Massimo Giannini da Ballarò a Di Martedì, ospite fisso per 4 puntate

Massimo Giannini da Ballarò a Di Martedì, ospite fisso per 4 puntate

Il giornalista ed ex conduttore del talk di RAI 3 ora commenta le notizie a La7, dall'ex 'rivale in TV' Giovanni Floris

    Sorpresa! Dopo essere stato ‘rottamato’ come conduttore di Ballarò su RAI 3, Massimo Giannini sbarca a La7 come ospite di Di Martedì, il talk show presentato dal suo ‘ex rivale in TV’ Giovanni Floris. Il giornalista che, a quanto pare, non ha nessun contratto di esclusiva con la RAI, ha quindi deciso, come si dice in questi casi, di passare dall’altro lato della barricata. Sarà, infatti, tra gli ospiti di Di Martedì per almeno quattro puntate. E su Politics – Tutto è politica, il nuovo programma in onda su RAI 3 con la conduzione di Gianluca Semprini, dopo la chiusura di Ballarò, peraltro Giannini non spende di certo parole così entusiasmanti…

    A confermare la presenza di Massimo Giannini tra gli ospiti di Di Martedì, da Giovanni Floris su La7, è il diretto interessato ai microfoni di RAI RADIO 1, nella trasmissione Un giorno da pecora:

    ‘Ci siamo sentiti con Giovanni. Faremo due chiacchiere nel suo talk’. Quindi, sull’ipotesi che possa diventare un ospite fisso della trasmissione, il giornalista di Repubblica ha aggiunto: ‘Vediamo. Facciamo un passo alla volta, cominciamo a lavorare’, ha così fatto sapere.

    Giannini, del resto, non esclude di poter integrare i suoi nuovi impegni televisivi in programma a La7 con quelli al momento previsti in RAI, visto che alla TV di Stato si starebbe mettendo in piedi un nuova trasmissione da lui condotta.

    Interpellato in radio anche su questo argomento, Giannini ha quindi spiegato come non veda ‘incompatibilità’ – questa la parola usata dall’ex conduttore di Ballarò – tra due avventure televisive così diverse, anche se in onda su due reti concorrenti tra loro, sopratutto nel genere del talk show.

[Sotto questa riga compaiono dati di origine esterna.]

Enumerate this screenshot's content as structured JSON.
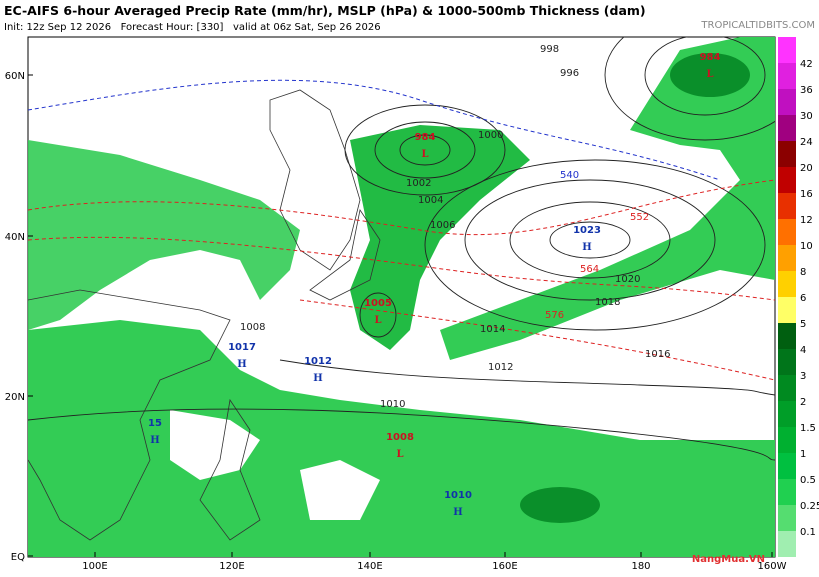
{
  "header": {
    "title": "EC-AIFS 6-hour Averaged Precip Rate (mm/hr), MSLP (hPa) & 1000-500mb Thickness (dam)",
    "info": "Init: 12z Sep 12 2026   Forecast Hour: [330]   valid at 06z Sat, Sep 26 2026",
    "site": "TROPICALTIDBITS.COM"
  },
  "map": {
    "lat_labels": [
      "60N",
      "40N",
      "20N",
      "EQ"
    ],
    "lon_labels": [
      "100E",
      "120E",
      "140E",
      "160E",
      "180",
      "160W"
    ],
    "centers": [
      {
        "type": "L",
        "value": "984"
      },
      {
        "type": "L",
        "value": "984"
      },
      {
        "type": "H",
        "value": "1023"
      },
      {
        "type": "L",
        "value": "1005"
      },
      {
        "type": "H",
        "value": "1017"
      },
      {
        "type": "H",
        "value": "1012"
      },
      {
        "type": "L",
        "value": "1008"
      },
      {
        "type": "H",
        "value": "1010"
      },
      {
        "type": "H",
        "value": "15"
      }
    ],
    "isobar_labels": [
      "1020",
      "1018",
      "1016",
      "1014",
      "1012",
      "1010",
      "1008",
      "1006",
      "1004",
      "1002",
      "1000",
      "998",
      "996"
    ],
    "thickness_labels": [
      "564",
      "552",
      "576",
      "540"
    ]
  },
  "colorbar": {
    "labels": [
      "42",
      "36",
      "30",
      "24",
      "20",
      "16",
      "12",
      "10",
      "8",
      "6",
      "5",
      "4",
      "3",
      "2",
      "1.5",
      "1",
      "0.5",
      "0.25",
      "0.1"
    ]
  },
  "watermark": "NangMua.VN"
}
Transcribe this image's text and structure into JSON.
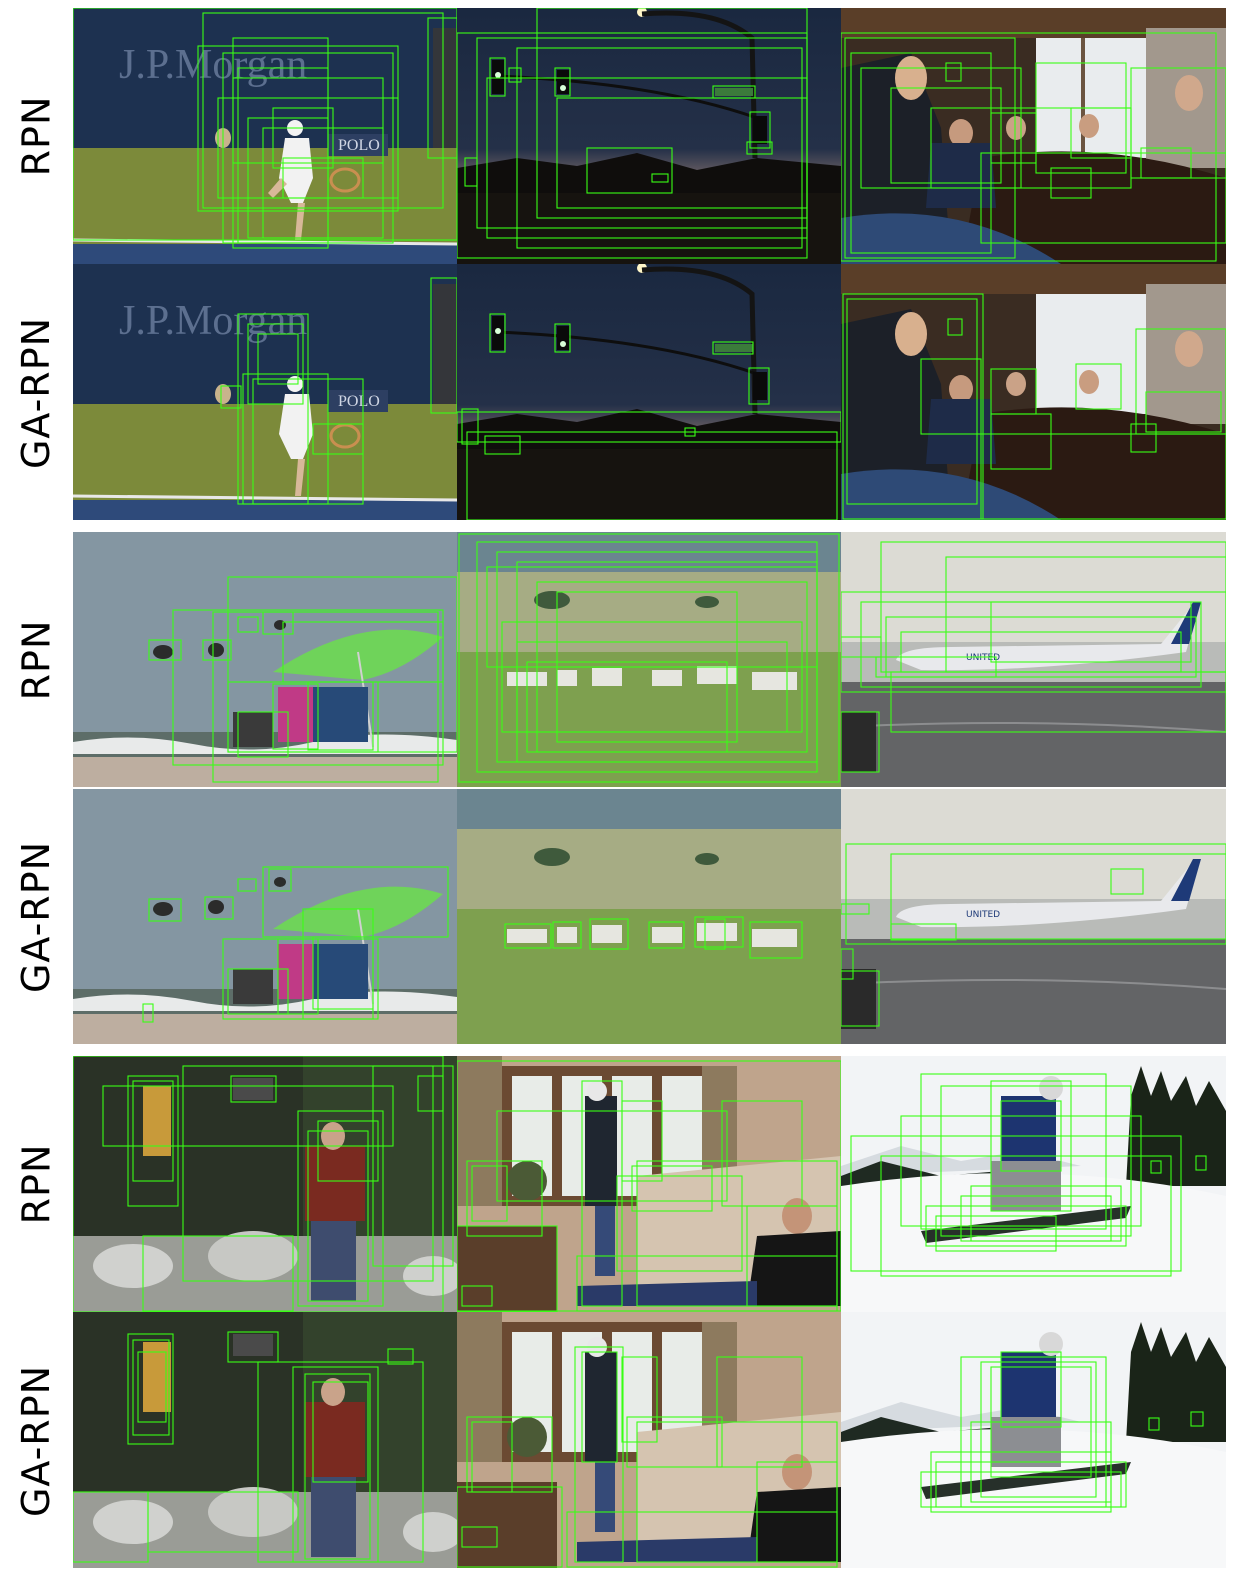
{
  "figure": {
    "rows": [
      {
        "label": "RPN"
      },
      {
        "label": "GA-RPN"
      },
      {
        "label": "RPN"
      },
      {
        "label": "GA-RPN"
      },
      {
        "label": "RPN"
      },
      {
        "label": "GA-RPN"
      }
    ],
    "scenes": [
      {
        "name": "tennis",
        "logo_text": "J.P.Morgan",
        "sign_text": "POLO"
      },
      {
        "name": "traffic-light-dusk"
      },
      {
        "name": "people-dining"
      },
      {
        "name": "beach-umbrella"
      },
      {
        "name": "zebras-savanna"
      },
      {
        "name": "airplane-tarmac",
        "plane_text": "UNITED"
      },
      {
        "name": "hiker-forest"
      },
      {
        "name": "living-room"
      },
      {
        "name": "snowboarder"
      }
    ],
    "box_color": "#39ff14"
  }
}
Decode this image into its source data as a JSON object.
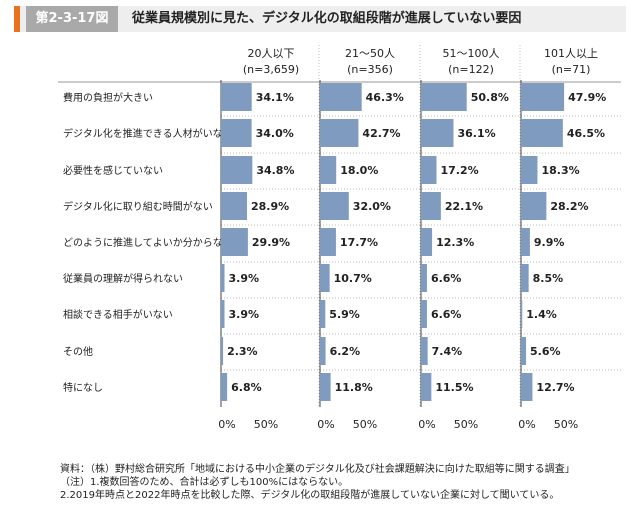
{
  "figure": {
    "id": "第2-3-17図",
    "title": "従業員規模別に見た、デジタル化の取組段階が進展していない要因"
  },
  "chart_data": {
    "type": "bar",
    "orientation": "horizontal",
    "panels": [
      {
        "name": "20人以下",
        "n": "(n=3,659)",
        "values": [
          34.1,
          34.0,
          34.8,
          28.9,
          29.9,
          3.9,
          3.9,
          2.3,
          6.8
        ]
      },
      {
        "name": "21～50人",
        "n": "(n=356)",
        "values": [
          46.3,
          42.7,
          18.0,
          32.0,
          17.7,
          10.7,
          5.9,
          6.2,
          11.8
        ]
      },
      {
        "name": "51～100人",
        "n": "(n=122)",
        "values": [
          50.8,
          36.1,
          17.2,
          22.1,
          12.3,
          6.6,
          6.6,
          7.4,
          11.5
        ]
      },
      {
        "name": "101人以上",
        "n": "(n=71)",
        "values": [
          47.9,
          46.5,
          18.3,
          28.2,
          9.9,
          8.5,
          1.4,
          5.6,
          12.7
        ]
      }
    ],
    "categories": [
      "費用の負担が大きい",
      "デジタル化を推進できる人材がいない",
      "必要性を感じていない",
      "デジタル化に取り組む時間がない",
      "どのように推進してよいか分からない",
      "従業員の理解が得られない",
      "相談できる相手がいない",
      "その他",
      "特になし"
    ],
    "x_ticks": [
      "0%",
      "50%"
    ],
    "xlim": [
      0,
      100
    ],
    "bar_color": "#7f9cc0",
    "value_suffix": "%"
  },
  "notes": [
    "資料：（株）野村総合研究所「地域における中小企業のデジタル化及び社会課題解決に向けた取組等に関する調査」",
    "（注）1.複数回答のため、合計は必ずしも100%にはならない。",
    "2.2019年時点と2022年時点を比較した際、デジタル化の取組段階が進展していない企業に対して聞いている。"
  ]
}
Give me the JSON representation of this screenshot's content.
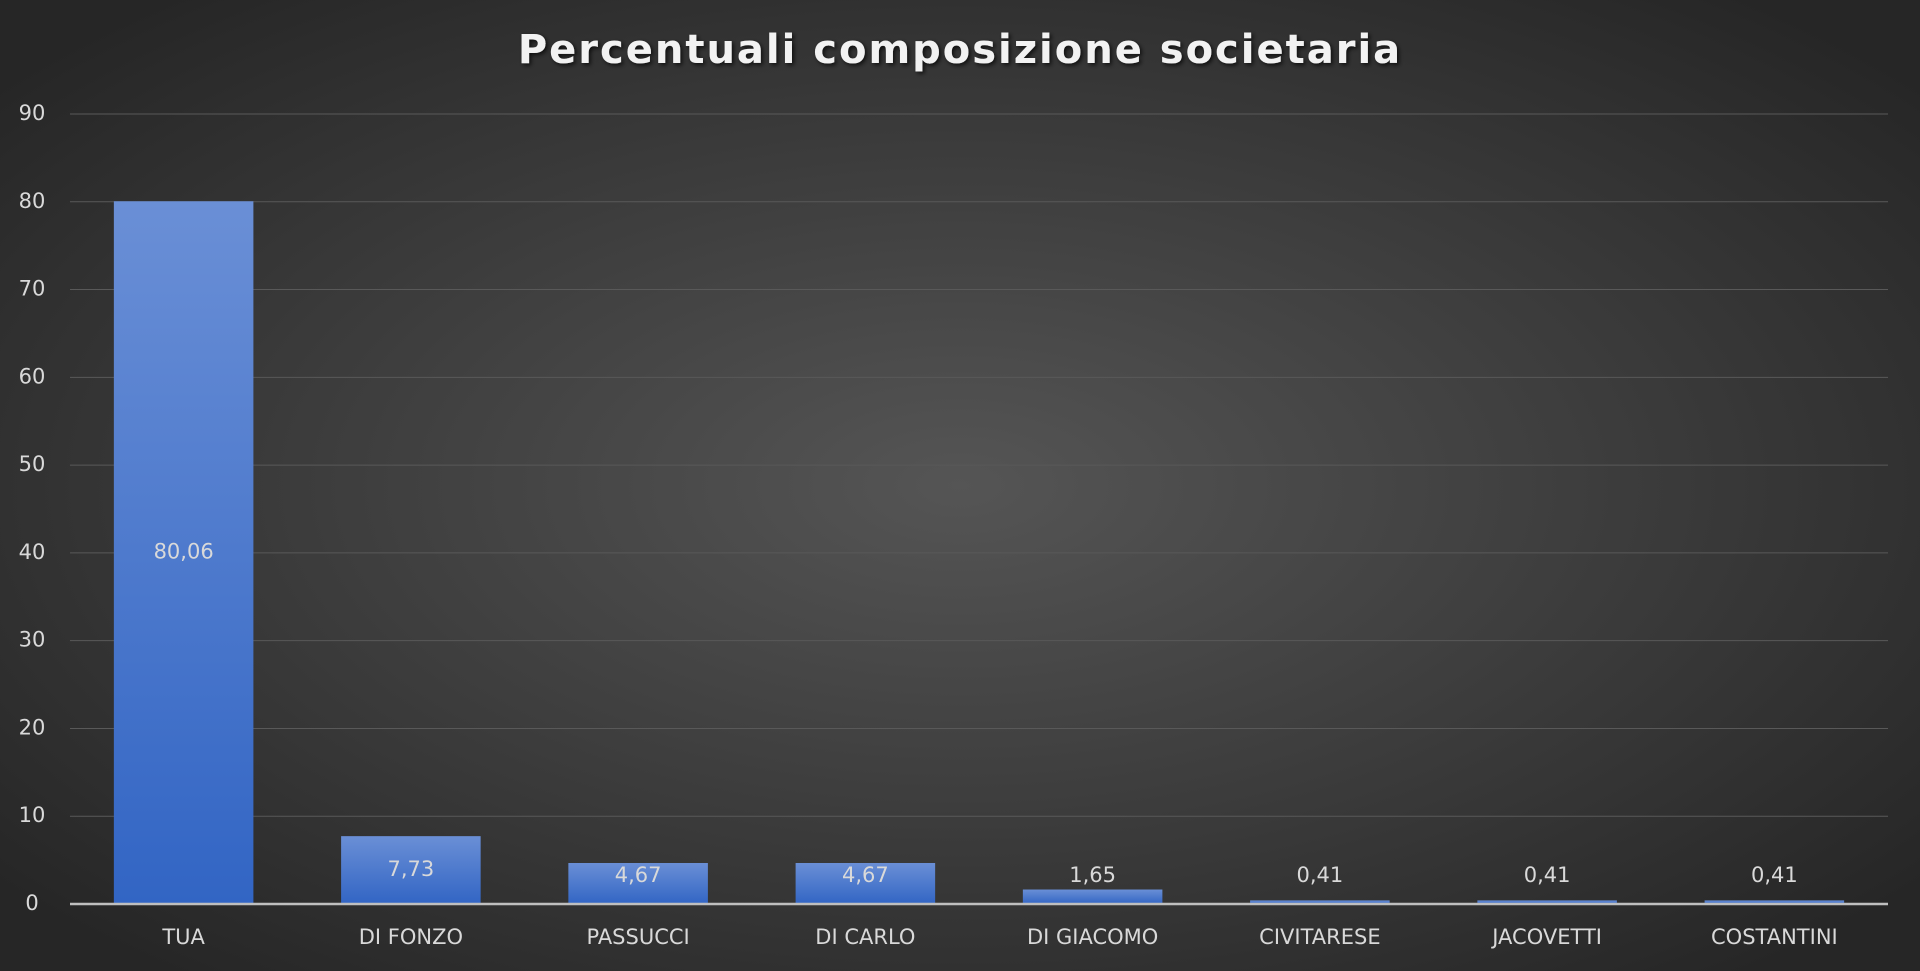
{
  "chart_data": {
    "type": "bar",
    "title": "Percentuali composizione societaria",
    "categories": [
      "TUA",
      "DI FONZO",
      "PASSUCCI",
      "DI CARLO",
      "DI GIACOMO",
      "CIVITARESE",
      "JACOVETTI",
      "COSTANTINI"
    ],
    "values": [
      80.06,
      7.73,
      4.67,
      4.67,
      1.65,
      0.41,
      0.41,
      0.41
    ],
    "value_labels": [
      "80,06",
      "7,73",
      "4,67",
      "4,67",
      "1,65",
      "0,41",
      "0,41",
      "0,41"
    ],
    "color": "#4472c4",
    "ylim": [
      0,
      90
    ],
    "yticks": [
      0,
      10,
      20,
      30,
      40,
      50,
      60,
      70,
      80,
      90
    ],
    "grid": true
  }
}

    Poi, Giannini ha anche commentato il debutto di Gianluca Semprini al timone di Politics – Tutto è politica.

    La prima puntata del nuovo programma di RAI 3 è andata in onda lo scorso martedì 6 settembre 2016 con Luigi Di Maio ospite annunciato, ma assente.

    Mentre il Codacons chiede la chiusura immediata della trasmissione, nata nell’era di Daria Bignardi direttrice di rete, l’ex conduttore di Ballarò confessa di non averla neppure guardata: ‘La prima puntata di Politics? Non l’ho vista, stavo scrivendo il mio primo editoriale di ritorno a Repubblica, con cui ho ripreso a lavorare’. Questo il commento di Giannini.

    C’è da dire, infine, che il legame tra RAI 3 e La7 non è poi così nuovo. Già nel 2014 Giovanni Floris, conduttore di Ballarò per 12 anni consecutivi, ha lasciato la RAI e dunque RAI 3, finendo per reinventarsi – non senza portarsi dietro gli autori e gli inviati della trasmissione – sull’emittente generalista diretta da Urbano Cairo. Destino che pare ripetersi con Giannini, ‘rottamato’ da Ballarò e ora annunciato come opinionista su La7.